Adventure…in which thy intrepid explorer/ph.d. wannabe sets forth across the frozen tundra of campus to lay claim to her course reader…

…and verily did she use said reader as a bodily shield against the snow and the wind that sought to hinder her progress and discourage her from her mission.

Sorry about that, but I’ve been reading William Bradford’s “Of Plimmoth Plantation” for class and it gets to me after a while (especially when I’ve had waaaaaay too much coffee). Although, I do love chapter headings that advertise the contents to come. I find it rather nice of the authors to provide me with a summary of what I can expect–it’s nice to know what you’re getting into (or what you might want to avoid altogether).

I have also finalized and updated my list of 20 books to read for the NYT Notable Fiction of 2006 Challenge. And that’s it! no more! I have to draw the line somewhere….

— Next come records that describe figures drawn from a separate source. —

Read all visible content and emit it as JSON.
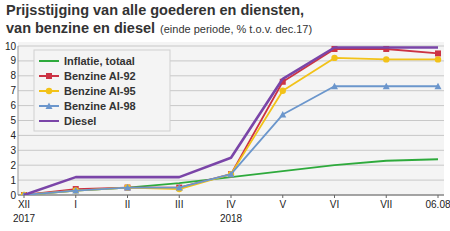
{
  "chart_data": {
    "type": "line",
    "title": "Prijsstijging van alle goederen en diensten,",
    "subtitle": "van benzine en diesel",
    "note": "(einde periode, % t.o.v. dec.17)",
    "categories": [
      "XII",
      "I",
      "II",
      "III",
      "IV",
      "V",
      "VI",
      "VII",
      "06.08"
    ],
    "annotations": [
      {
        "text": "2017",
        "category": "XII"
      },
      {
        "text": "2018",
        "category": "IV"
      }
    ],
    "series": [
      {
        "name": "Inflatie, totaal",
        "color": "#2eaa3c",
        "marker": "none",
        "values": [
          0,
          0.3,
          0.5,
          0.8,
          1.2,
          1.6,
          2.0,
          2.3,
          2.4
        ]
      },
      {
        "name": "Benzine AI-92",
        "color": "#cc3344",
        "marker": "square",
        "values": [
          0,
          0.4,
          0.5,
          0.5,
          1.4,
          7.6,
          9.8,
          9.8,
          9.5
        ]
      },
      {
        "name": "Benzine AI-95",
        "color": "#f2c218",
        "marker": "circle",
        "values": [
          0,
          0.3,
          0.5,
          0.4,
          1.4,
          7.0,
          9.2,
          9.1,
          9.1
        ]
      },
      {
        "name": "Benzine AI-98",
        "color": "#6b96cc",
        "marker": "triangle",
        "values": [
          0,
          0.3,
          0.5,
          0.5,
          1.4,
          5.4,
          7.3,
          7.3,
          7.3
        ]
      },
      {
        "name": "Diesel",
        "color": "#7a45a8",
        "marker": "none",
        "values": [
          0,
          1.2,
          1.2,
          1.2,
          2.5,
          7.8,
          9.9,
          9.9,
          9.9
        ]
      }
    ],
    "ylim": [
      0,
      10
    ],
    "yticks": [
      0,
      1,
      2,
      3,
      4,
      5,
      6,
      7,
      8,
      9,
      10
    ],
    "grid": true,
    "legend": "upper left"
  }
}
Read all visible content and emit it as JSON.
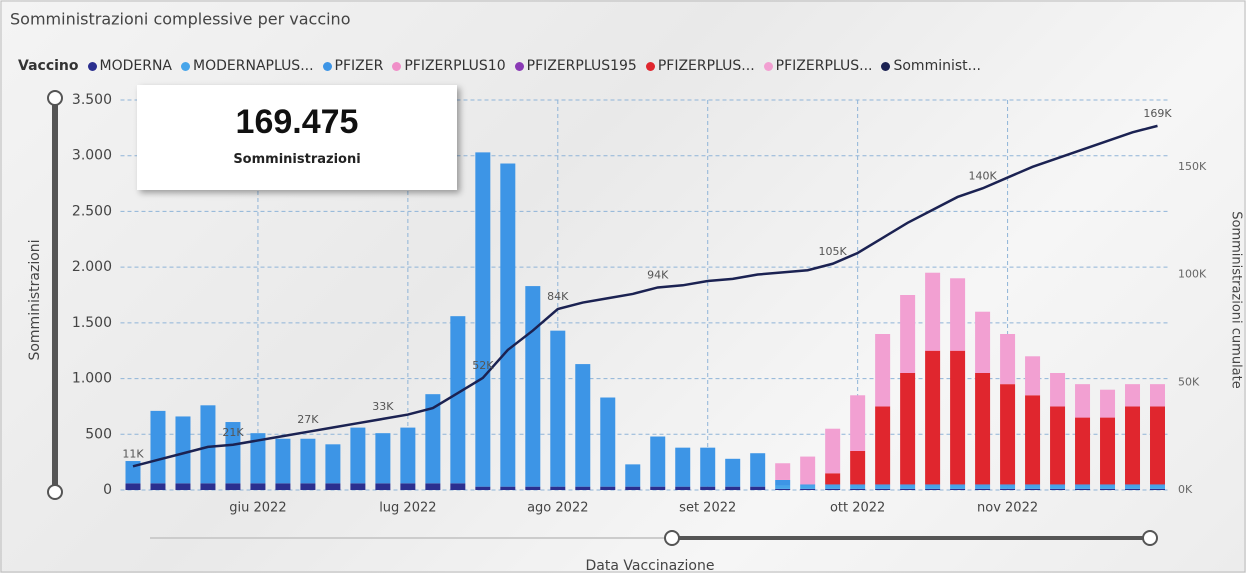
{
  "chart_data": {
    "type": "bar",
    "title": "Somministrazioni complessive per vaccino",
    "legend_title": "Vaccino",
    "x_label": "Data Vaccinazione",
    "y_label": "Somministrazioni",
    "y2_label": "Somministrazioni cumulate",
    "categories": [
      null,
      null,
      null,
      null,
      null,
      "giu 2022",
      null,
      null,
      null,
      null,
      null,
      "lug 2022",
      null,
      null,
      null,
      null,
      null,
      "ago 2022",
      null,
      null,
      null,
      null,
      null,
      "set 2022",
      null,
      null,
      null,
      null,
      null,
      "ott 2022",
      null,
      null,
      null,
      null,
      null,
      "nov 2022",
      null,
      null,
      null,
      null,
      null,
      null
    ],
    "ylim": [
      0,
      3500
    ],
    "yticks": [
      {
        "value": 0,
        "label": "0"
      },
      {
        "value": 500,
        "label": "500"
      },
      {
        "value": 1000,
        "label": "1.000"
      },
      {
        "value": 1500,
        "label": "1.500"
      },
      {
        "value": 2000,
        "label": "2.000"
      },
      {
        "value": 2500,
        "label": "2.500"
      },
      {
        "value": 3000,
        "label": "3.000"
      },
      {
        "value": 3500,
        "label": "3.500"
      }
    ],
    "y2lim": [
      0,
      181000
    ],
    "y2ticks": [
      {
        "value": 0,
        "label": "0K"
      },
      {
        "value": 50000,
        "label": "50K"
      },
      {
        "value": 100000,
        "label": "100K"
      },
      {
        "value": 150000,
        "label": "150K"
      }
    ],
    "grid": true,
    "series": [
      {
        "name": "MODERNA",
        "color": "#2b2f8f",
        "values": [
          60,
          60,
          60,
          60,
          60,
          60,
          60,
          60,
          60,
          60,
          60,
          60,
          60,
          60,
          30,
          30,
          30,
          30,
          30,
          30,
          30,
          30,
          30,
          30,
          30,
          30,
          10,
          10,
          10,
          10,
          10,
          10,
          10,
          10,
          10,
          10,
          10,
          10,
          10,
          10,
          10,
          10
        ]
      },
      {
        "name": "MODERNAPLUS...",
        "color": "#47a5ea",
        "values": [
          0,
          0,
          0,
          0,
          0,
          0,
          0,
          0,
          0,
          0,
          0,
          0,
          0,
          0,
          0,
          0,
          0,
          0,
          0,
          0,
          0,
          0,
          0,
          0,
          0,
          0,
          30,
          30,
          30,
          30,
          30,
          30,
          30,
          30,
          30,
          30,
          30,
          30,
          30,
          30,
          30,
          30
        ]
      },
      {
        "name": "PFIZER",
        "color": "#3d95e6",
        "values": [
          200,
          650,
          600,
          700,
          550,
          450,
          400,
          400,
          350,
          500,
          450,
          500,
          800,
          1500,
          3000,
          2900,
          1800,
          1400,
          1100,
          800,
          200,
          450,
          350,
          350,
          250,
          300,
          50,
          10,
          10,
          10,
          10,
          10,
          10,
          10,
          10,
          10,
          10,
          10,
          10,
          10,
          10,
          10
        ]
      },
      {
        "name": "PFIZERPLUS10",
        "color": "#f08fc8",
        "values": [
          0,
          0,
          0,
          0,
          0,
          0,
          0,
          0,
          0,
          0,
          0,
          0,
          0,
          0,
          0,
          0,
          0,
          0,
          0,
          0,
          0,
          0,
          0,
          0,
          0,
          0,
          0,
          0,
          0,
          0,
          0,
          0,
          0,
          0,
          0,
          0,
          0,
          0,
          0,
          0,
          0,
          0
        ]
      },
      {
        "name": "PFIZERPLUS195",
        "color": "#8a3ab5",
        "values": [
          0,
          0,
          0,
          0,
          0,
          0,
          0,
          0,
          0,
          0,
          0,
          0,
          0,
          0,
          0,
          0,
          0,
          0,
          0,
          0,
          0,
          0,
          0,
          0,
          0,
          0,
          0,
          0,
          0,
          0,
          0,
          0,
          0,
          0,
          0,
          0,
          0,
          0,
          0,
          0,
          0,
          0
        ]
      },
      {
        "name": "PFIZERPLUS...",
        "color": "#e0262e",
        "values": [
          0,
          0,
          0,
          0,
          0,
          0,
          0,
          0,
          0,
          0,
          0,
          0,
          0,
          0,
          0,
          0,
          0,
          0,
          0,
          0,
          0,
          0,
          0,
          0,
          0,
          0,
          0,
          0,
          100,
          300,
          700,
          1000,
          1200,
          1200,
          1000,
          900,
          800,
          700,
          600,
          600,
          700,
          700
        ]
      },
      {
        "name": "PFIZERPLUS...",
        "color": "#f2a0d2",
        "values": [
          0,
          0,
          0,
          0,
          0,
          0,
          0,
          0,
          0,
          0,
          0,
          0,
          0,
          0,
          0,
          0,
          0,
          0,
          0,
          0,
          0,
          0,
          0,
          0,
          0,
          0,
          150,
          250,
          400,
          500,
          650,
          700,
          700,
          650,
          550,
          450,
          350,
          300,
          300,
          250,
          200,
          200
        ]
      },
      {
        "name": "Somminist...",
        "color": "#1b2252",
        "axis": "y2",
        "values": [
          11000,
          14000,
          17000,
          20000,
          21000,
          23000,
          25000,
          27000,
          29000,
          31000,
          33000,
          35000,
          38000,
          45000,
          52000,
          65000,
          74000,
          84000,
          87000,
          89000,
          91000,
          94000,
          95000,
          97000,
          98000,
          100000,
          101000,
          102000,
          105000,
          110000,
          117000,
          124000,
          130000,
          136000,
          140000,
          145000,
          150000,
          154000,
          158000,
          162000,
          166000,
          169000
        ],
        "value_labels": [
          "11K",
          null,
          null,
          null,
          "21K",
          null,
          null,
          "27K",
          null,
          null,
          "33K",
          null,
          null,
          null,
          "52K",
          null,
          null,
          "84K",
          null,
          null,
          null,
          "94K",
          null,
          null,
          null,
          null,
          null,
          null,
          "105K",
          null,
          null,
          null,
          null,
          null,
          "140K",
          null,
          null,
          null,
          null,
          null,
          null,
          "169K"
        ]
      }
    ]
  },
  "card": {
    "value": "169.475",
    "label": "Somministrazioni"
  }
}
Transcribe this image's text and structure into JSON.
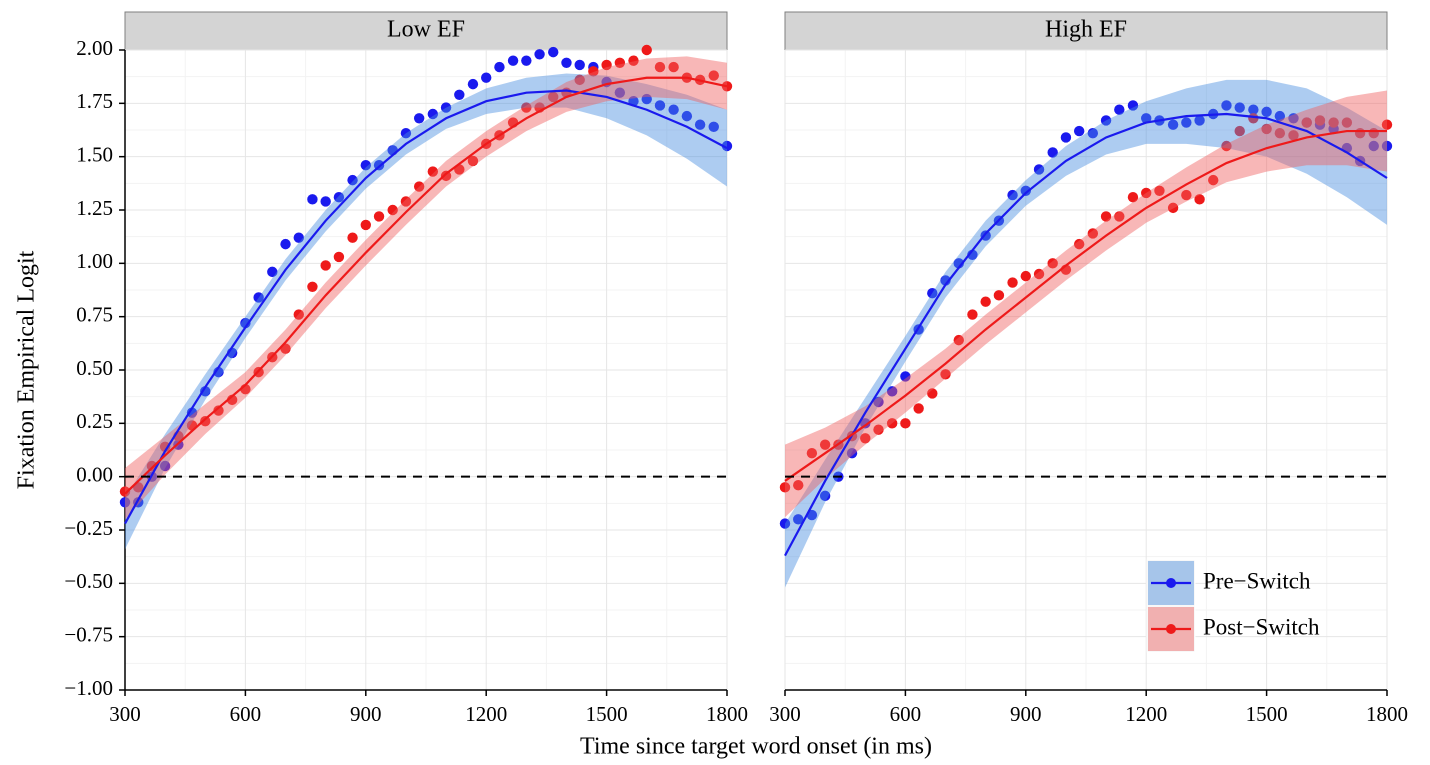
{
  "chart_data": {
    "type": "scatter",
    "panels": [
      "Low EF",
      "High EF"
    ],
    "xlabel": "Time since target word onset (in ms)",
    "ylabel": "Fixation Empirical Logit",
    "xlim": [
      300,
      1800
    ],
    "xticks": [
      300,
      600,
      900,
      1200,
      1500,
      1800
    ],
    "ylim": [
      -1,
      2
    ],
    "yticks": [
      {
        "value": -1,
        "label": "−1.00"
      },
      {
        "value": -0.75,
        "label": "−0.75"
      },
      {
        "value": -0.5,
        "label": "−0.50"
      },
      {
        "value": -0.25,
        "label": "−0.25"
      },
      {
        "value": 0,
        "label": "0.00"
      },
      {
        "value": 0.25,
        "label": "0.25"
      },
      {
        "value": 0.5,
        "label": "0.50"
      },
      {
        "value": 0.75,
        "label": "0.75"
      },
      {
        "value": 1,
        "label": "1.00"
      },
      {
        "value": 1.25,
        "label": "1.25"
      },
      {
        "value": 1.5,
        "label": "1.50"
      },
      {
        "value": 1.75,
        "label": "1.75"
      },
      {
        "value": 2,
        "label": "2.00"
      }
    ],
    "grid": true,
    "reference_line": 0,
    "legend": "bottom-right",
    "x": [
      300,
      333,
      367,
      400,
      433,
      467,
      500,
      533,
      567,
      600,
      633,
      667,
      700,
      733,
      767,
      800,
      833,
      867,
      900,
      933,
      967,
      1000,
      1033,
      1067,
      1100,
      1133,
      1167,
      1200,
      1233,
      1267,
      1300,
      1333,
      1367,
      1400,
      1433,
      1467,
      1500,
      1533,
      1567,
      1600,
      1633,
      1667,
      1700,
      1733,
      1767,
      1800
    ],
    "fit_x": [
      300,
      400,
      500,
      600,
      700,
      800,
      900,
      1000,
      1100,
      1200,
      1300,
      1400,
      1500,
      1600,
      1700,
      1800
    ],
    "series": [
      {
        "name": "Pre−Switch",
        "color": "#1a1aee",
        "fill": "#4a8fe0",
        "values": [
          [
            -0.12,
            -0.12,
            0.0,
            0.05,
            0.15,
            0.3,
            0.4,
            0.49,
            0.58,
            0.72,
            0.84,
            0.96,
            1.09,
            1.12,
            1.3,
            1.29,
            1.31,
            1.39,
            1.46,
            1.46,
            1.53,
            1.61,
            1.68,
            1.7,
            1.73,
            1.79,
            1.84,
            1.87,
            1.92,
            1.95,
            1.95,
            1.98,
            1.99,
            1.94,
            1.93,
            1.92,
            1.85,
            1.8,
            1.76,
            1.77,
            1.74,
            1.72,
            1.69,
            1.65,
            1.64,
            1.55
          ],
          [
            -0.22,
            -0.2,
            -0.18,
            -0.09,
            0.0,
            0.11,
            0.25,
            0.35,
            0.4,
            0.47,
            0.69,
            0.86,
            0.92,
            1.0,
            1.04,
            1.13,
            1.2,
            1.32,
            1.34,
            1.44,
            1.52,
            1.59,
            1.62,
            1.61,
            1.67,
            1.72,
            1.74,
            1.68,
            1.67,
            1.65,
            1.66,
            1.67,
            1.7,
            1.74,
            1.73,
            1.72,
            1.71,
            1.69,
            1.68,
            1.66,
            1.65,
            1.63,
            1.54,
            1.48,
            1.55,
            1.55
          ]
        ],
        "fit": [
          [
            -0.22,
            0.12,
            0.42,
            0.7,
            0.97,
            1.2,
            1.4,
            1.56,
            1.68,
            1.76,
            1.8,
            1.81,
            1.78,
            1.72,
            1.64,
            1.54
          ],
          [
            -0.37,
            -0.02,
            0.3,
            0.6,
            0.9,
            1.14,
            1.33,
            1.48,
            1.59,
            1.66,
            1.69,
            1.7,
            1.68,
            1.62,
            1.52,
            1.4
          ]
        ],
        "fit_lower": [
          [
            -0.34,
            0.04,
            0.36,
            0.65,
            0.92,
            1.15,
            1.35,
            1.51,
            1.63,
            1.7,
            1.73,
            1.73,
            1.68,
            1.6,
            1.49,
            1.36
          ],
          [
            -0.52,
            -0.12,
            0.23,
            0.54,
            0.84,
            1.08,
            1.27,
            1.41,
            1.51,
            1.56,
            1.56,
            1.54,
            1.5,
            1.42,
            1.31,
            1.18
          ]
        ],
        "fit_upper": [
          [
            -0.1,
            0.2,
            0.48,
            0.75,
            1.02,
            1.25,
            1.45,
            1.61,
            1.73,
            1.82,
            1.87,
            1.89,
            1.88,
            1.84,
            1.79,
            1.72
          ],
          [
            -0.22,
            0.08,
            0.37,
            0.66,
            0.96,
            1.2,
            1.39,
            1.55,
            1.67,
            1.76,
            1.82,
            1.86,
            1.86,
            1.82,
            1.73,
            1.62
          ]
        ]
      },
      {
        "name": "Post−Switch",
        "color": "#ee1a1a",
        "fill": "#f06060",
        "values": [
          [
            -0.07,
            -0.05,
            0.05,
            0.14,
            0.19,
            0.24,
            0.26,
            0.31,
            0.36,
            0.41,
            0.49,
            0.56,
            0.6,
            0.76,
            0.89,
            0.99,
            1.03,
            1.12,
            1.18,
            1.22,
            1.25,
            1.29,
            1.36,
            1.43,
            1.41,
            1.44,
            1.48,
            1.56,
            1.6,
            1.66,
            1.73,
            1.73,
            1.78,
            1.8,
            1.86,
            1.9,
            1.93,
            1.94,
            1.95,
            2.0,
            1.92,
            1.92,
            1.87,
            1.86,
            1.88,
            1.83
          ],
          [
            -0.05,
            -0.04,
            0.11,
            0.15,
            0.15,
            0.19,
            0.18,
            0.22,
            0.25,
            0.25,
            0.32,
            0.39,
            0.48,
            0.64,
            0.76,
            0.82,
            0.85,
            0.91,
            0.94,
            0.95,
            1.0,
            0.97,
            1.09,
            1.14,
            1.22,
            1.22,
            1.31,
            1.33,
            1.34,
            1.26,
            1.32,
            1.3,
            1.39,
            1.55,
            1.62,
            1.68,
            1.63,
            1.61,
            1.6,
            1.66,
            1.67,
            1.66,
            1.66,
            1.61,
            1.61,
            1.65
          ]
        ],
        "fit": [
          [
            -0.08,
            0.1,
            0.27,
            0.43,
            0.63,
            0.85,
            1.05,
            1.24,
            1.42,
            1.56,
            1.68,
            1.78,
            1.84,
            1.87,
            1.87,
            1.83
          ],
          [
            -0.02,
            0.11,
            0.24,
            0.38,
            0.53,
            0.69,
            0.84,
            0.99,
            1.13,
            1.26,
            1.37,
            1.47,
            1.54,
            1.59,
            1.62,
            1.62
          ]
        ],
        "fit_lower": [
          [
            -0.2,
            0.01,
            0.2,
            0.37,
            0.57,
            0.79,
            0.99,
            1.18,
            1.36,
            1.5,
            1.62,
            1.71,
            1.76,
            1.78,
            1.77,
            1.72
          ],
          [
            -0.19,
            -0.01,
            0.15,
            0.3,
            0.46,
            0.62,
            0.77,
            0.92,
            1.06,
            1.19,
            1.29,
            1.38,
            1.43,
            1.46,
            1.46,
            1.43
          ]
        ],
        "fit_upper": [
          [
            0.04,
            0.19,
            0.34,
            0.49,
            0.69,
            0.91,
            1.11,
            1.3,
            1.48,
            1.62,
            1.74,
            1.85,
            1.92,
            1.96,
            1.97,
            1.94
          ],
          [
            0.15,
            0.23,
            0.33,
            0.46,
            0.6,
            0.76,
            0.91,
            1.06,
            1.2,
            1.33,
            1.45,
            1.56,
            1.65,
            1.72,
            1.78,
            1.81
          ]
        ]
      }
    ]
  }
}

I am still thinking about my non-fiction selections however. After looking over my initial selections and alternates, I decided that I wasn’t taking the “challenge” part of the challenge seriously enough. This is an opportunity for me to break out of the confines of my usual non-fiction reading and really try something new (although hopefully nothing too exciting that might convince me to change my field of study yet again…..). That said, here are some other non-fiction titles I’m considering. I’m leaning more to the sciences for a number of reasons: 1) for those who remember my misguided undergraduate years, I was both a geology and a Russian major for a period of time, and I like to dip back into science once in a while 2) as many of you know, I’m a rather competitive person (but in a nice, friendly way, I swear), and I would like to claim that I’ve read as many (or more) science related books than my husband, the scientist 3) it’s a nice counter-balance to all of the humanities reading I do.

So here are more titles under consideration:

  1. “The Elegant Universe” by Brian Greene
  2. “Warped Passages” by Lisa Randall
  3. “In Code: A Mathematical Journey” by Sarah Flannery
  4. “Death by Black Hole: And Other Cosmic Quandaries” by Neil de Grasse Tyson (isn’t that a great title?)

If anyone has other suggestions (in any field, not just science and history) let me know!